MGM brought in turnaround specialist Steve Cooper in August 2009, saw “Fame” perform meekly in September and put itself up for sale in November. By the end of last year, Parent had retained influential attorney David Boies. Sources said Friday that she has another 18-20 months on her contract.

MGM’s “Zookeeper,” starring Kevin James, was co-financed by Sony and won’t be out until July. Neither the studio’s remake of “Red Dawn” nor horror movie “Cabin in the Woods” has a release date.

Early speculation among insiders was that Parent — who remains well regarded within the industry — has already been offered a producing deal at one of the majors.

As for MGM’s immediate future, it’s mum as to how the new bid from Lionsgate would be handled. Lionsgate has had no comment on MGM’s one-week extension of the deadline.
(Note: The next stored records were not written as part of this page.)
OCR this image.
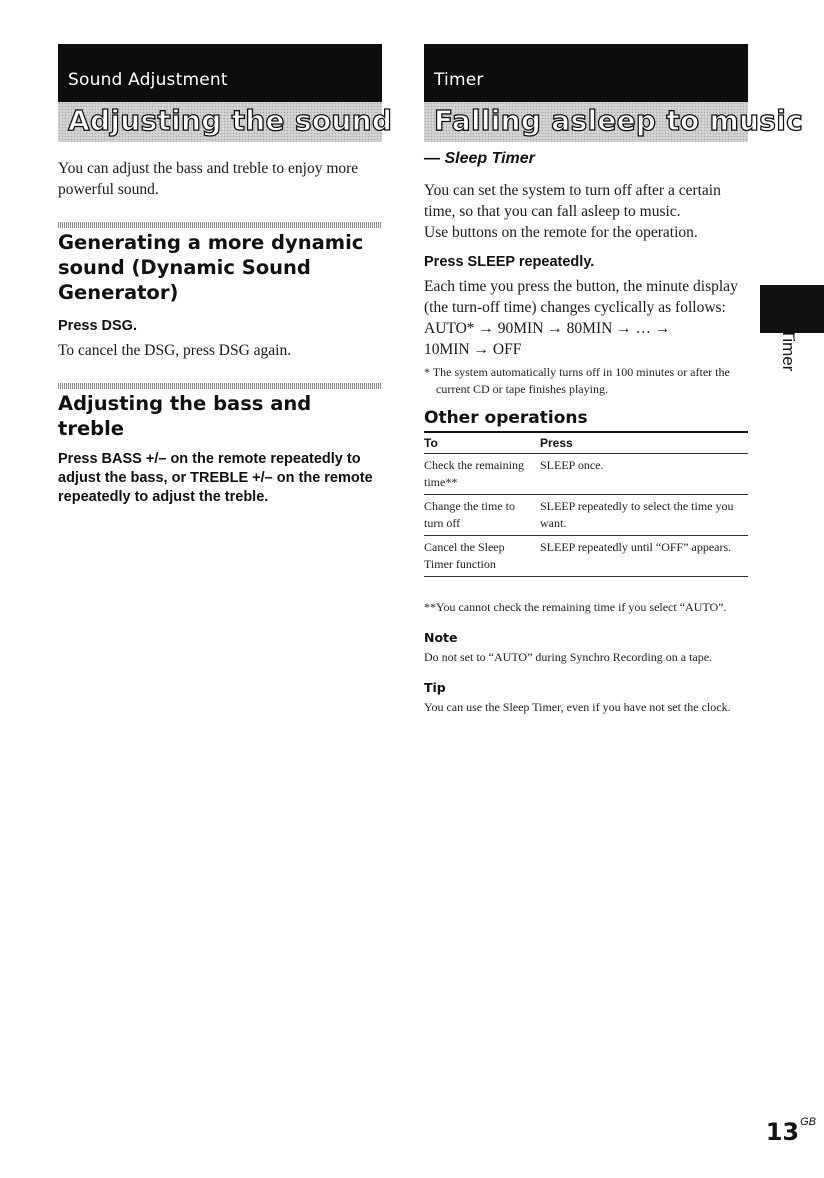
Sound Adjustment
Adjusting the sound

You can adjust the bass and treble to enjoy more powerful sound.

Generating a more dynamic sound (Dynamic Sound Generator)

Press DSG.

To cancel the DSG, press DSG again.

Adjusting the bass and treble

Press BASS +/– on the remote repeatedly to adjust the bass, or TREBLE +/– on the remote repeatedly to adjust the treble.

Timer
Falling asleep to music

— Sleep Timer

You can set the system to turn off after a certain time, so that you can fall asleep to music.

Use buttons on the remote for the operation.

Press SLEEP repeatedly.

Each time you press the button, the minute display (the turn-off time) changes cyclically as follows:

AUTO* → 90MIN → 80MIN → … →

10MIN → OFF

* The system automatically turns off in 100 minutes or after the current CD or tape finishes playing.

Other operations
To	Press
Check the remaining time**	SLEEP once.
Change the time to turn off	SLEEP repeatedly to select the time you want.
Cancel the Sleep Timer function	SLEEP repeatedly until “OFF” appears.

**You cannot check the remaining time if you select “AUTO”.

Note

Do not set to “AUTO” during Synchro Recording on a tape.

Tip

You can use the Sleep Timer, even if you have not set the clock.

Timer
$13^{GB}$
Lionsgate’s three largest shareholders — Icahn, Mark Rachesky’s MHR Fund Management and Gordon Crawford’s Capital Research Global Investors — support Lionsgate’s merger proposal, which offers about $1.8 billion in stock and debt.

Wall Street appeared to endorse the Lionsgate-MGM deal Friday, with Lionsgate shares rising 21¢ to $7.65 in trading on the New York Stock Exchange. It was a two-year high for the stock and 15¢ higher than Icahn’s tender offer for all the shares.

Also on Friday, Standard & Poor’s Ratings Services issued an improvement in its outlook for Lionsgate (current credit rating: B-) in the wake of the merger proposal. S&P had placed the rating on CreditWatch with negative implications in March after Icahn launched his first hostile takeover offer.

“MGM has one of the industry’s largest film libraries, and it produces the lucrative James Bond films,” S&P said. “A combination with Lionsgate would bring significant additional film library assets and cash flow but could entail substantial production funding and financing needs if the new company’s management pursues an active production strategy under the MGM brand.”